First, we needed to show that Labour has changed. To demonstrate that the Labour Party was firmly back in the mainstream, that it understood the importance of wealth creation and genuinely wanted to listen to and engage with business.
That is what we have done. Keir Starmer, Rachel Reeves, Jonathan Reynolds and other colleagues, have had hundreds of sustained and serious engagements with businesses since 2019.
The second phase was gaining a shared understanding of how to overcome the challenges facing the country, an analysis of what specific issues are holding us back, and a resolve to put in place the plans to take us forward. In conversations with CEOs of large, medium and small businesses across the country and across sectors – from the high street to our AI future, from small start-ups to established big businesses, from traditional strengths like finance to cutting edge life sciences, that work has been imperative.
Now, we enter the third and critical phase: to provide meat on the bones.
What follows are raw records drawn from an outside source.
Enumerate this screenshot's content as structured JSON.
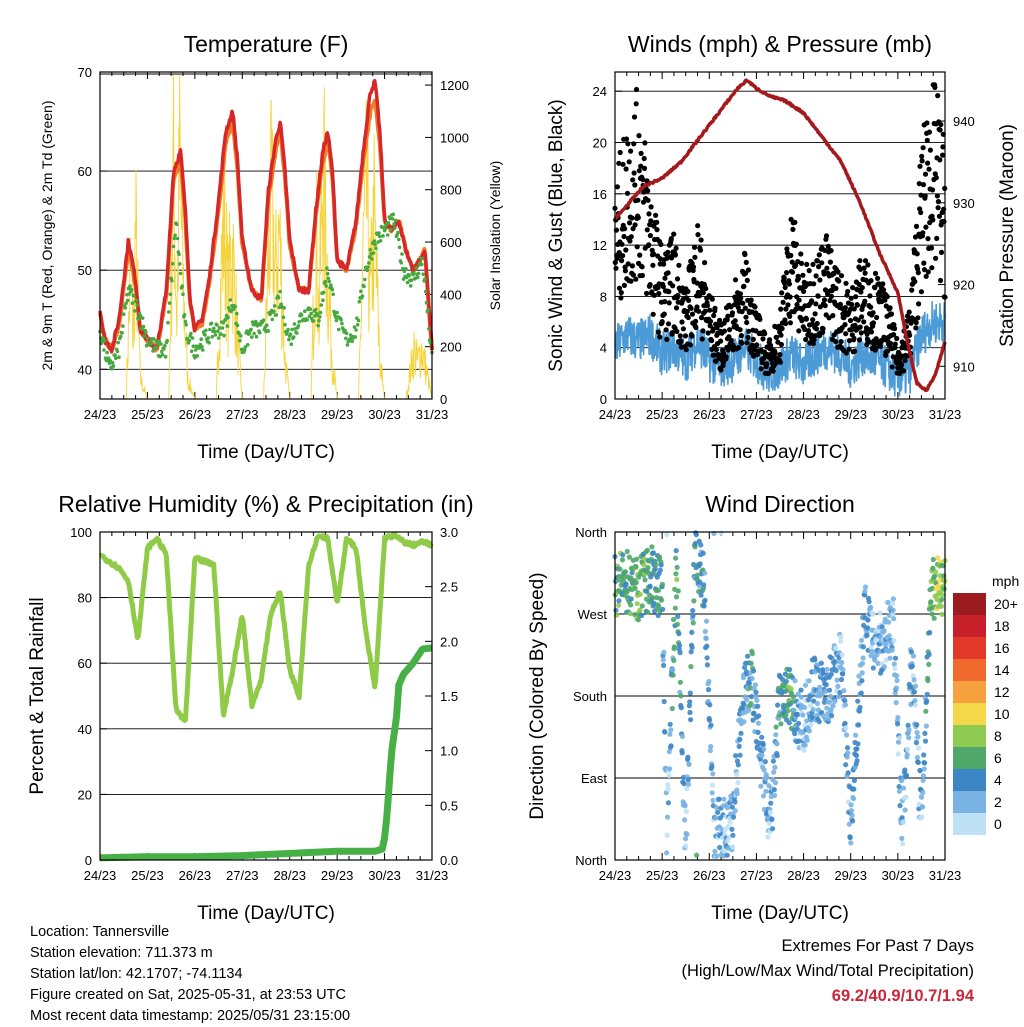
{
  "chart_data": [
    {
      "type": "line",
      "title": "Temperature (F)",
      "xlabel": "Time (Day/UTC)",
      "ylabel": "2m & 9m T (Red, Orange) & 2m Td (Green)",
      "ylabel_right": "Solar Insolation (Yellow)",
      "x_ticks": [
        "24/23",
        "25/23",
        "26/23",
        "27/23",
        "28/23",
        "29/23",
        "30/23",
        "31/23"
      ],
      "xlim": [
        0,
        7
      ],
      "ylim": [
        37,
        70
      ],
      "y_ticks": [
        40,
        50,
        60,
        70
      ],
      "ylim_right": [
        0,
        1250
      ],
      "y_ticks_right": [
        0,
        200,
        400,
        600,
        800,
        1000,
        1200
      ],
      "grid": "horizontal",
      "series": [
        {
          "name": "2m T",
          "axis": "left",
          "color": "#d62828",
          "x": [
            0,
            0.1,
            0.25,
            0.4,
            0.6,
            0.75,
            0.85,
            1,
            1.2,
            1.4,
            1.55,
            1.7,
            1.8,
            1.9,
            2,
            2.15,
            2.3,
            2.5,
            2.65,
            2.8,
            2.9,
            3,
            3.2,
            3.4,
            3.55,
            3.7,
            3.8,
            3.9,
            4,
            4.2,
            4.4,
            4.55,
            4.7,
            4.8,
            4.9,
            5,
            5.2,
            5.4,
            5.55,
            5.7,
            5.8,
            5.9,
            6,
            6.15,
            6.3,
            6.45,
            6.6,
            6.75,
            6.85,
            7
          ],
          "y": [
            46,
            43,
            42,
            45,
            53,
            49,
            44,
            43,
            42,
            48,
            60,
            62,
            56,
            47,
            44,
            45,
            49,
            57,
            64,
            66,
            61,
            53,
            48,
            47,
            58,
            63,
            65,
            60,
            53,
            48,
            48,
            56,
            62,
            64,
            60,
            51,
            50,
            55,
            62,
            68,
            69,
            64,
            55,
            54,
            55,
            52,
            50,
            51,
            52,
            42
          ]
        },
        {
          "name": "9m T",
          "axis": "left",
          "color": "#f07e26",
          "x": [
            0,
            0.1,
            0.25,
            0.4,
            0.6,
            0.75,
            0.85,
            1,
            1.2,
            1.4,
            1.55,
            1.7,
            1.8,
            1.9,
            2,
            2.15,
            2.3,
            2.5,
            2.65,
            2.8,
            2.9,
            3,
            3.2,
            3.4,
            3.55,
            3.7,
            3.8,
            3.9,
            4,
            4.2,
            4.4,
            4.55,
            4.7,
            4.8,
            4.9,
            5,
            5.2,
            5.4,
            5.55,
            5.7,
            5.8,
            5.9,
            6,
            6.15,
            6.3,
            6.45,
            6.6,
            6.75,
            6.85,
            7
          ],
          "y": [
            45.5,
            43,
            42,
            44.5,
            52,
            48.5,
            44,
            43,
            42,
            47.5,
            59,
            61,
            55,
            46.5,
            44,
            44.5,
            48.5,
            56,
            63,
            65,
            60,
            52.5,
            48,
            47,
            57,
            62,
            64,
            59.5,
            52.5,
            48,
            48,
            55.5,
            61,
            63,
            59.5,
            51,
            50,
            54.5,
            61,
            66,
            67,
            63,
            55,
            54,
            55,
            52,
            50,
            51,
            52,
            42
          ]
        },
        {
          "name": "2m Td",
          "axis": "left",
          "color": "#46a83e",
          "x": [
            0,
            0.2,
            0.4,
            0.6,
            0.8,
            1,
            1.2,
            1.4,
            1.6,
            1.8,
            2,
            2.2,
            2.4,
            2.6,
            2.8,
            3,
            3.2,
            3.4,
            3.6,
            3.8,
            4,
            4.2,
            4.4,
            4.6,
            4.8,
            5,
            5.2,
            5.4,
            5.6,
            5.8,
            6,
            6.2,
            6.4,
            6.6,
            6.8,
            7
          ],
          "y": [
            44,
            40,
            42,
            48,
            46,
            43,
            42,
            42,
            55,
            44,
            42,
            43,
            44,
            44,
            47,
            42,
            44,
            44,
            45,
            47,
            43,
            45,
            46,
            45,
            50,
            45,
            43,
            44,
            50,
            53,
            54,
            55,
            50,
            49,
            51,
            41
          ]
        },
        {
          "name": "Solar Insolation",
          "axis": "right",
          "color": "#f5d43b",
          "x": [
            0,
            0.55,
            0.65,
            0.7,
            0.75,
            0.85,
            1,
            1.45,
            1.55,
            1.62,
            1.68,
            1.75,
            1.85,
            2,
            2.45,
            2.55,
            2.62,
            2.7,
            2.78,
            2.9,
            3,
            3.45,
            3.55,
            3.62,
            3.7,
            3.78,
            3.9,
            4,
            4.45,
            4.55,
            4.62,
            4.7,
            4.78,
            4.9,
            5,
            5.45,
            5.55,
            5.62,
            5.7,
            5.78,
            5.9,
            6,
            6.45,
            6.55,
            6.62,
            6.7,
            6.78,
            6.9,
            7
          ],
          "y": [
            0,
            0,
            700,
            300,
            850,
            100,
            0,
            0,
            1150,
            400,
            1200,
            600,
            100,
            0,
            0,
            600,
            950,
            500,
            800,
            300,
            0,
            0,
            700,
            1000,
            600,
            850,
            200,
            0,
            0,
            900,
            400,
            1200,
            700,
            200,
            0,
            0,
            750,
            1000,
            500,
            900,
            200,
            0,
            0,
            150,
            250,
            180,
            260,
            120,
            0
          ]
        }
      ]
    },
    {
      "type": "scatter",
      "title": "Winds (mph) & Pressure (mb)",
      "xlabel": "Time (Day/UTC)",
      "ylabel": "Sonic Wind & Gust (Blue, Black)",
      "ylabel_right": "Station Pressure (Maroon)",
      "x_ticks": [
        "24/23",
        "25/23",
        "26/23",
        "27/23",
        "28/23",
        "29/23",
        "30/23",
        "31/23"
      ],
      "xlim": [
        0,
        7
      ],
      "ylim": [
        0,
        25.5
      ],
      "y_ticks": [
        0,
        4,
        8,
        12,
        16,
        20,
        24
      ],
      "ylim_right": [
        906,
        946
      ],
      "y_ticks_right": [
        910,
        920,
        930,
        940
      ],
      "grid": "horizontal",
      "series": [
        {
          "name": "Sonic Wind",
          "axis": "left",
          "style": "line",
          "color": "#4d9bd6",
          "x": [
            0,
            0.25,
            0.5,
            0.75,
            1,
            1.25,
            1.5,
            1.75,
            2,
            2.25,
            2.5,
            2.75,
            3,
            3.25,
            3.5,
            3.75,
            4,
            4.25,
            4.5,
            4.75,
            5,
            5.25,
            5.5,
            5.75,
            6,
            6.25,
            6.5,
            6.75,
            7
          ],
          "y": [
            4,
            5,
            4.5,
            5,
            3.5,
            4,
            3,
            4.5,
            3,
            2.5,
            3,
            4,
            3,
            2,
            2.5,
            3.5,
            2.5,
            3.5,
            4,
            3.5,
            2.5,
            3.5,
            3,
            2.5,
            1.5,
            2,
            5,
            6,
            6
          ]
        },
        {
          "name": "Gust",
          "axis": "left",
          "style": "points",
          "color": "#000000",
          "x": [
            0,
            0.25,
            0.5,
            0.75,
            1,
            1.25,
            1.5,
            1.75,
            2,
            2.25,
            2.5,
            2.75,
            3,
            3.25,
            3.5,
            3.75,
            4,
            4.25,
            4.5,
            4.75,
            5,
            5.25,
            5.5,
            5.75,
            6,
            6.25,
            6.5,
            6.75,
            7
          ],
          "y": [
            12,
            15,
            17,
            12,
            8,
            9,
            6,
            10,
            6,
            4,
            6,
            8,
            5,
            3,
            5,
            11,
            7,
            8,
            9,
            7,
            6,
            8,
            7,
            6,
            3,
            5,
            14,
            18,
            14
          ]
        },
        {
          "name": "Station Pressure",
          "axis": "right",
          "style": "line",
          "color": "#a5191d",
          "x": [
            0,
            0.3,
            0.6,
            1,
            1.4,
            1.8,
            2.2,
            2.6,
            2.8,
            3,
            3.3,
            3.6,
            4,
            4.4,
            4.8,
            5.2,
            5.6,
            6,
            6.2,
            6.4,
            6.6,
            6.8,
            7
          ],
          "y": [
            928,
            930,
            932,
            933,
            935,
            938,
            941,
            944,
            945,
            944,
            943,
            942.5,
            941,
            938,
            935,
            930,
            924,
            919,
            913,
            908,
            907,
            909,
            913
          ]
        }
      ]
    },
    {
      "type": "line",
      "title": "Relative Humidity (%) & Precipitation (in)",
      "xlabel": "Time (Day/UTC)",
      "ylabel": "Percent & Total Rainfall",
      "x_ticks": [
        "24/23",
        "25/23",
        "26/23",
        "27/23",
        "28/23",
        "29/23",
        "30/23",
        "31/23"
      ],
      "xlim": [
        0,
        7
      ],
      "ylim": [
        0,
        100
      ],
      "y_ticks": [
        0,
        20,
        40,
        60,
        80,
        100
      ],
      "ylim_right": [
        0,
        3.0
      ],
      "y_ticks_right": [
        "0.0",
        "0.5",
        "1.0",
        "1.5",
        "2.0",
        "2.5",
        "3.0"
      ],
      "grid": "horizontal",
      "series": [
        {
          "name": "Relative Humidity",
          "axis": "left",
          "color": "#8fcb47",
          "x": [
            0,
            0.2,
            0.4,
            0.6,
            0.8,
            1,
            1.2,
            1.4,
            1.6,
            1.8,
            2,
            2.2,
            2.4,
            2.6,
            2.8,
            3,
            3.2,
            3.4,
            3.6,
            3.8,
            4,
            4.2,
            4.4,
            4.6,
            4.8,
            5,
            5.2,
            5.4,
            5.6,
            5.8,
            6,
            6.2,
            6.4,
            6.6,
            6.8,
            7
          ],
          "y": [
            93,
            91,
            89,
            85,
            67,
            95,
            98,
            93,
            46,
            42,
            92,
            91,
            90,
            44,
            58,
            75,
            47,
            55,
            75,
            82,
            58,
            50,
            90,
            99,
            98,
            78,
            98,
            95,
            70,
            52,
            98,
            99,
            97,
            96,
            97,
            96
          ]
        },
        {
          "name": "Total Precipitation",
          "axis": "right",
          "color": "#46b046",
          "x": [
            0,
            1,
            2,
            3,
            4,
            5,
            5.8,
            5.95,
            6,
            6.05,
            6.1,
            6.15,
            6.25,
            6.3,
            6.4,
            6.5,
            6.6,
            6.8,
            7
          ],
          "y": [
            0.02,
            0.03,
            0.03,
            0.04,
            0.06,
            0.08,
            0.08,
            0.1,
            0.2,
            0.4,
            0.7,
            1.0,
            1.3,
            1.6,
            1.7,
            1.75,
            1.8,
            1.93,
            1.94
          ]
        }
      ]
    },
    {
      "type": "scatter",
      "title": "Wind Direction",
      "xlabel": "Time (Day/UTC)",
      "ylabel": "Direction (Colored By Speed)",
      "x_ticks": [
        "24/23",
        "25/23",
        "26/23",
        "27/23",
        "28/23",
        "29/23",
        "30/23",
        "31/23"
      ],
      "xlim": [
        0,
        7
      ],
      "ylim": [
        0,
        360
      ],
      "y_ticks": [
        "North",
        "East",
        "South",
        "West",
        "North"
      ],
      "grid": "horizontal",
      "colorbar": {
        "title": "mph",
        "labels": [
          "20+",
          "18",
          "16",
          "14",
          "12",
          "10",
          "8",
          "6",
          "4",
          "2",
          "0"
        ],
        "colors": [
          "#9b1b1e",
          "#c8202a",
          "#e2392b",
          "#ef6a2c",
          "#f7a13e",
          "#f4d84a",
          "#8fcb52",
          "#4fa86a",
          "#3d86c6",
          "#79b3e3",
          "#bfe1f5"
        ]
      },
      "series": [
        {
          "name": "Direction",
          "x": [
            0,
            0.25,
            0.5,
            0.75,
            1,
            1.1,
            1.3,
            1.5,
            1.7,
            1.9,
            2.1,
            2.5,
            2.7,
            2.9,
            3,
            3.3,
            3.5,
            3.7,
            4,
            4.2,
            4.5,
            4.8,
            5,
            5.3,
            5.5,
            5.9,
            6.1,
            6.3,
            6.5,
            6.7,
            6.9
          ],
          "y": [
            300,
            305,
            295,
            310,
            300,
            20,
            330,
            10,
            350,
            295,
            30,
            40,
            180,
            200,
            150,
            35,
            180,
            175,
            150,
            190,
            180,
            220,
            40,
            270,
            230,
            260,
            30,
            230,
            40,
            300,
            300
          ],
          "speed": [
            6,
            5,
            7,
            5,
            5,
            1,
            6,
            2,
            5,
            4,
            2,
            2,
            3,
            4,
            3,
            2,
            4,
            6,
            1,
            3,
            3,
            2,
            3,
            3,
            2,
            2,
            2,
            3,
            2,
            7,
            8
          ]
        }
      ]
    }
  ],
  "meta": {
    "location": "Location: Tannersville",
    "elevation": "Station elevation: 711.373 m",
    "latlon": "Station lat/lon: 42.1707; -74.1134",
    "created": "Figure created on Sat, 2025-05-31, at 23:53 UTC",
    "recent": "Most recent data timestamp: 2025/05/31 23:15:00"
  },
  "extremes": {
    "title": "Extremes For Past 7 Days",
    "subtitle": "(High/Low/Max Wind/Total Precipitation)",
    "values": "69.2/40.9/10.7/1.94"
  }
}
We want to discuss our policies with business and civil society so that if we win the election, we can hit the ground running. We don’t want to start discussions in government that we could have had in Opposition.
There is no time to waste in planning the actions we need to take: for example to accelerate upgrades to the grid, change the planning laws or provide the right climate for innovation.
Business can be confident that the partnership we have forged in Opposition will carry over into government. The plans we take forward will have your fingerprints on them.
A voice for business
Businesses will have a strong voice to ensure meaningful consultation and early visibility of decisions. This is evidenced already through our decision to set up the British Infrastructure Council so key investors can begin a dialogue with us now on the important strategic investments the country will need going forward.
We want business involved in driving forward all of our five national missions as well as playing a key part in day-to- day departmental consultations. A Labour government will provide businesses with as much notice as possible prior to major decisions being implemented, including through our commitment to a single budget in November, so that businesses can be ready when new requirements or changes are introduced.
As part of this, Labour will give businesses a formal voice in economic policy-making. We will set up a Council for Economic Growth to give business and union representatives a voice in macroeconomic policy. We will create an Industrial Strategy Council to include experts from business. It will be on a statutory footing to give the industrial strategy the stability it has too often lacked.
Together we can deliver Labour’s plan for growth.
1. Putting economic stability first
- Iron clad fiscal rules and a fiscal lock.
- Capping Corporation Tax at 25 per cent for the next parliament and retaining full expensing.
- One Budget every autumn, at least four months before the new tax year.
2. Backing British business
- A new industrial strategy created in partnership with business, through a statutory Industrial Strategy Council, to maximise Britain’s strengths in life sciences, digital, creative, financial services, clean power, automotive, aerospace and defence sectors.
- Stable R&D tax credits, 10-year R&D budgets and a new Regulatory Innovation Office.
- Making Brexit Work and a trade strategy aligned with UK strengths.
3. Getting Britain building again
- Reforming planning rules to accelerate infrastructure and build 1.5 million homes and key infrastructure.
- Creating a National Wealth Fund, funded by our Green Prosperity Plan, to unlock billions of pounds of private investment, crowding in three times the amount of public investment.
- A new British Infrastructure Council, convening senior business leaders to advise on how better to deliver and fund national infrastructure projects.
4. Kickstarting a skills revolution
- Getting Britain back to work with 2 million more NHS treatments, 8,500 more mental health professionals, changing incapacity benefits to encourage disabled people to find work without fear of losing their income; devolving employment support to local areas.
- A new generation of Technical Excellence Colleges, offering more high-quality apprenticeships and providing training opportunities tailored to local jobs; and Skills England which will work with business to plan for the skills of the future.
- Reforming the Apprenticeship Levy as a more flexible Growth and Skills Levy.
5. Growth everywhere and Making Work Pay
- Devolving powers away from Westminster, giving regional leaders the tools they need to develop long-term growth plans.
- Supporting a secure, motivated and well-paid workforce with a New Deal for Working People and delivering a genuine living wage, banning exploitative zero hours contracts and ending fire and rehire.